O mês de março registrou um marco inédito nas vendas de títulos públicos para pessoas físicas por meio da internet, conforme divulgação do Tesouro Nacional nesta segunda-feira, 27. O valor total comercializado pelo Tesouro Direto alcançou 14,79 bilhões de reais no período, representando o maior resultado mensal desde o início do programa, em 2002.
Em comparação com fevereiro, quando foram negociados 8,2 bilhões de reais, a alta foi de 79,2%. Em relação ao desempenho de março do ano passado, o crescimento foi de 26,5%.
O volume expressivo em março teve como principal impulsionador o vencimento de 7,07 bilhões de reais em títulos corrigidos pela Taxa Selic. Os investidores optaram por reinvestir valores em papéis do mesmo tipo.
O recorde anterior mensal do Tesouro Direto havia sido registrado em janeiro deste ano, quando a substituição de títulos prefixados por outros papéis motivou o aumento das vendas.
Os títulos que acompanham a taxa básica de juros, conhecidos como Tesouro Selic, foram os preferidos dos investidores em março, respondendo por 52,7% das negociações no programa.
Na sequência, os títulos vinculados à inflação, com retorno atrelado ao Índice Nacional de Preços ao Consumidor Amplo (IPCA), representaram 24% das vendas totais. Já os papéis prefixados, cuja rentabilidade é definida no momento da compra, corresponderam a 15,1% do volume negociado.
O Tesouro Renda+, voltado para reservas de aposentadoria e lançado no início de 2023, respondeu por 6,5% do total vendido. O título Tesouro Educa+, que estreou em agosto de 2023 com o objetivo de financiar poupança para o ensino superior, participou com 1,6% das vendas em março.
O interesse acentuado pelos títulos corrigidos pela Selic está associado ao patamar elevado da taxa, que era de 10,5% ao ano até setembro de 2024 e alcançou 14,75% ao ano, mantendo os papéis atrativos para os investidores.
Os títulos atrelados à inflação também vêm despertando atenção devido à expectativa de aumento do índice oficial de preços nos próximos meses.
Ao fim de março, o estoque global do Tesouro Direto atingiu 234,42 bilhões de reais, o que representa crescimento de 3,29% frente ao mês anterior, cujo montante era de 226,93 bilhões de reais. Em relação a março do ano passado, o avanço foi de 41,99%, quando o estoque era de 165,09 bilhões de reais. O crescimento decorreu tanto da valorização dos papéis por conta dos juros quanto do saldo positivo entre vendas e resgates, que ficou em 3,78 bilhões de reais no período.
Em março, houve inclusão de 288.041 novos participantes no Tesouro Direto, elevando a quantidade total de investidores cadastrados para 35.097.988.
Nos últimos doze meses, o número de investidores apresentou variação positiva de 9,78%. Já a quantidade de investidores ativos, ou seja, aqueles com operações em aberto, chegou a 3.418.225, o que representa crescimento de 15,97% nesse mesmo intervalo.
O programa tem sido utilizado amplamente por pequenos poupadores, evidenciado pelo fato de que operações de venda de até 5 mil reais corresponderam a 73% das 1.224.134 vendas realizadas no mês de março.
Operações de valor até mil reais representaram 45,6% dessas transações, e o valor médio de cada operação foi de 12.083,06 reais.
Em relação à preferência por prazo, papéis com vencimento de até cinco anos foram os mais escolhidos, abrangendo 58,2% das vendas.

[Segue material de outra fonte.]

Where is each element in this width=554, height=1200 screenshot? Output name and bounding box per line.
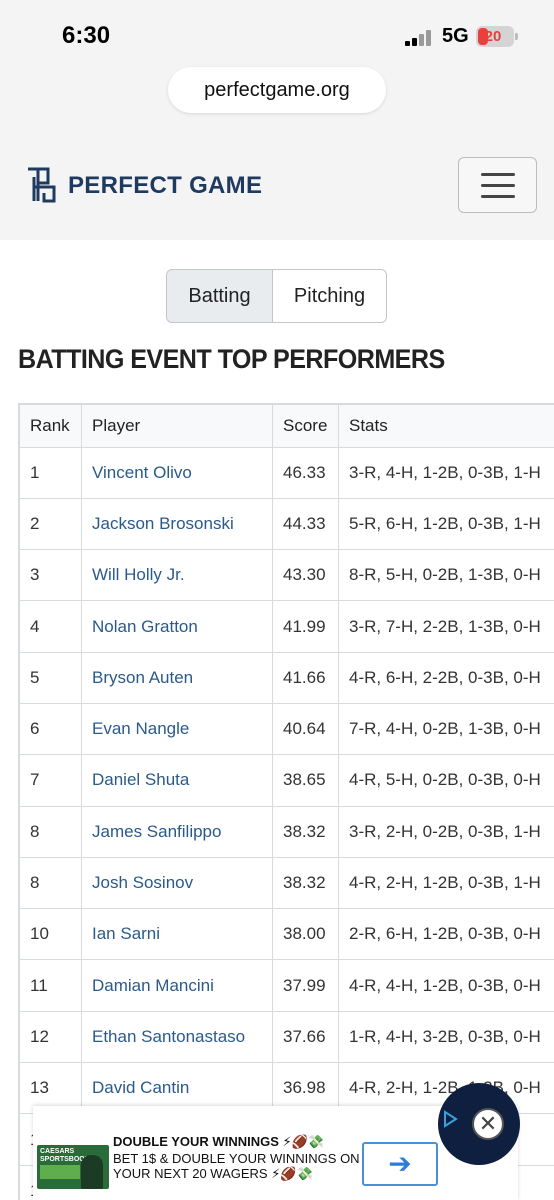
rank-cell: 8 [19, 856, 82, 910]
stats-type-toggle: Batting Pitching [166, 269, 387, 323]
page-title: BATTING EVENT TOP PERFORMERS [18, 344, 445, 374]
ad-brand-image: CAESARS SPORTSBOOK [37, 1145, 109, 1189]
player-cell[interactable]: Will Holly Jr. [81, 549, 273, 602]
score-cell: 40.64 [272, 702, 339, 756]
status-time: 6:30 [62, 22, 111, 49]
rank-cell: 11 [19, 959, 82, 1012]
battery-icon: 20 [476, 26, 518, 47]
tab-batting[interactable]: Batting [166, 269, 273, 323]
player-cell[interactable]: Josh Sosinov [81, 856, 273, 910]
player-cell[interactable]: Jackson Brosonski [81, 497, 273, 551]
player-cell[interactable]: Nolan Gratton [81, 600, 273, 653]
battery-level: 20 [484, 28, 502, 45]
rank-cell: 8 [19, 805, 82, 858]
score-cell: 44.33 [272, 497, 339, 551]
player-cell[interactable]: James Sanfilippo [81, 805, 273, 858]
table-row: 5 Bryson Auten 41.66 4-R, 6-H, 2-2B, 0-3B, … [19, 651, 554, 704]
rank-cell: 1 [19, 446, 82, 499]
table-row: 10 Ian Sarni 38.00 2-R, 6-H, 1-2B, 0-3B, 0-… [19, 908, 554, 961]
stats-cell: 2-R, 6-H, 1-2B, 0-3B, 0-H [338, 908, 554, 961]
rank-cell: 12 [19, 1010, 82, 1064]
rank-cell: 4 [19, 600, 82, 653]
score-cell: 37.99 [272, 959, 339, 1012]
signal-icon [405, 30, 435, 46]
stats-cell: 7-R, 4-H, 0-2B, 1-3B, 0-H [338, 702, 554, 756]
table-row: 3 Will Holly Jr. 43.30 8-R, 5-H, 0-2B, 1-3B… [19, 549, 554, 602]
table-row: 7 Daniel Shuta 38.65 4-R, 5-H, 0-2B, 0-3B, … [19, 754, 554, 807]
rank-cell: 10 [19, 908, 82, 961]
score-cell: 38.00 [272, 908, 339, 961]
player-cell[interactable]: Bryson Auten [81, 651, 273, 704]
player-cell[interactable]: Damian Mancini [81, 959, 273, 1012]
network-label: 5G [442, 25, 469, 47]
stats-cell: 3-R, 7-H, 2-2B, 1-3B, 0-H [338, 600, 554, 653]
score-cell: 37.66 [272, 1010, 339, 1064]
hamburger-menu-button[interactable] [458, 157, 537, 213]
score-cell: 38.32 [272, 856, 339, 910]
score-cell: 46.33 [272, 446, 339, 499]
rank-cell: 6 [19, 702, 82, 756]
player-cell[interactable]: Ian Sarni [81, 908, 273, 961]
table-row: 4 Nolan Gratton 41.99 3-R, 7-H, 2-2B, 1-3B,… [19, 600, 554, 653]
table-row: 8 James Sanfilippo 38.32 3-R, 2-H, 0-2B, 0-… [19, 805, 554, 858]
top-performers-table: Rank Player Score Stats 1 Vincent Olivo 46… [19, 403, 554, 1200]
column-header-stats: Stats [338, 403, 554, 448]
column-header-rank: Rank [19, 403, 82, 448]
score-cell: 41.66 [272, 651, 339, 704]
stats-cell: 1-R, 4-H, 3-2B, 0-3B, 0-H [338, 1010, 554, 1064]
table-row: 2 Jackson Brosonski 44.33 5-R, 6-H, 1-2B, 0… [19, 497, 554, 551]
column-header-score: Score [272, 403, 339, 448]
stats-cell: 4-R, 6-H, 2-2B, 0-3B, 0-H [338, 651, 554, 704]
column-header-player: Player [81, 403, 273, 448]
ad-close-button[interactable]: ✕ [472, 1108, 504, 1140]
stats-cell: 4-R, 2-H, 1-2B, 0-3B, 1-H [338, 856, 554, 910]
rank-cell: 7 [19, 754, 82, 807]
table-row: 6 Evan Nangle 40.64 7-R, 4-H, 0-2B, 1-3B, 0… [19, 702, 554, 756]
table-header-row: Rank Player Score Stats [19, 403, 554, 448]
score-cell: 41.99 [272, 600, 339, 653]
site-header: PERFECT GAME [0, 130, 554, 240]
top-performers-table-container[interactable]: Rank Player Score Stats 1 Vincent Olivo 46… [18, 403, 554, 1200]
player-cell[interactable]: Ethan Santonastaso [81, 1010, 273, 1064]
table-row: 11 Damian Mancini 37.99 4-R, 4-H, 1-2B, 0-3… [19, 959, 554, 1012]
stats-cell: 4-R, 4-H, 1-2B, 0-3B, 0-H [338, 959, 554, 1012]
score-cell: 38.65 [272, 754, 339, 807]
table-row: 12 Ethan Santonastaso 37.66 1-R, 4-H, 3-2B,… [19, 1010, 554, 1064]
browser-chrome: 6:30 5G 20 perfectgame.org [0, 0, 554, 130]
table-row: 8 Josh Sosinov 38.32 4-R, 2-H, 1-2B, 0-3B, … [19, 856, 554, 910]
stats-cell: 4-R, 5-H, 0-2B, 0-3B, 0-H [338, 754, 554, 807]
rank-cell: 5 [19, 651, 82, 704]
ad-headline[interactable]: DOUBLE YOUR WINNINGS ⚡🏈💸 [113, 1134, 324, 1150]
ad-arrow-button[interactable]: ➔ [362, 1142, 438, 1186]
ad-body-text[interactable]: BET 1$ & DOUBLE YOUR WINNINGS ON YOUR NE… [113, 1151, 363, 1181]
player-cell[interactable]: Evan Nangle [81, 702, 273, 756]
perfect-game-logo-icon[interactable] [26, 167, 56, 203]
site-logo-text[interactable]: PERFECT GAME [68, 172, 262, 200]
stats-cell: 8-R, 5-H, 0-2B, 1-3B, 0-H [338, 549, 554, 602]
score-cell: 43.30 [272, 549, 339, 602]
rank-cell: 2 [19, 497, 82, 551]
stats-cell: 5-R, 6-H, 1-2B, 0-3B, 1-H [338, 497, 554, 551]
player-cell[interactable]: Vincent Olivo [81, 446, 273, 499]
stats-cell: 3-R, 4-H, 1-2B, 0-3B, 1-H [338, 446, 554, 499]
url-bar[interactable]: perfectgame.org [168, 67, 386, 113]
table-row: 1 Vincent Olivo 46.33 3-R, 4-H, 1-2B, 0-3B,… [19, 446, 554, 499]
ad-choices-icon[interactable] [441, 1110, 459, 1128]
tab-pitching[interactable]: Pitching [273, 269, 387, 323]
score-cell: 38.32 [272, 805, 339, 858]
rank-cell: 3 [19, 549, 82, 602]
player-cell[interactable]: Daniel Shuta [81, 754, 273, 807]
stats-cell: 3-R, 2-H, 0-2B, 0-3B, 1-H [338, 805, 554, 858]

Títulos com prazo entre cinco e dez anos responderam por 20,9% das negociações, assim como os papéis com vencimento superior a dez anos, que também representaram 20,9% do total.
Lançado em janeiro de 2002, o Tesouro Direto foi criado para democratizar o acesso à aquisição de títulos públicos federais, permitindo que pessoas físicas realizem investimentos diretamente com o Tesouro Nacional através da internet, sem intermediação de instituições financeiras.
Os investidores pagam apenas uma taxa à B3, a bolsa de valores do Brasil, descontada sobre as operações de compra e venda dos títulos.
A emissão de títulos públicos é uma maneira utilizada pelo governo federal para captar recursos financeiros necessários ao pagamento de dívidas e ao cumprimento de obrigações. Em contrapartida, o Tesouro Nacional se encarrega de devolver aos aplicadores o valor investido acrescido de rendimento, que pode ser definido pela Selic, por índices de inflação, por variações cambiais ou por uma taxa de juros prefixada, dependendo do tipo de papel adquirido.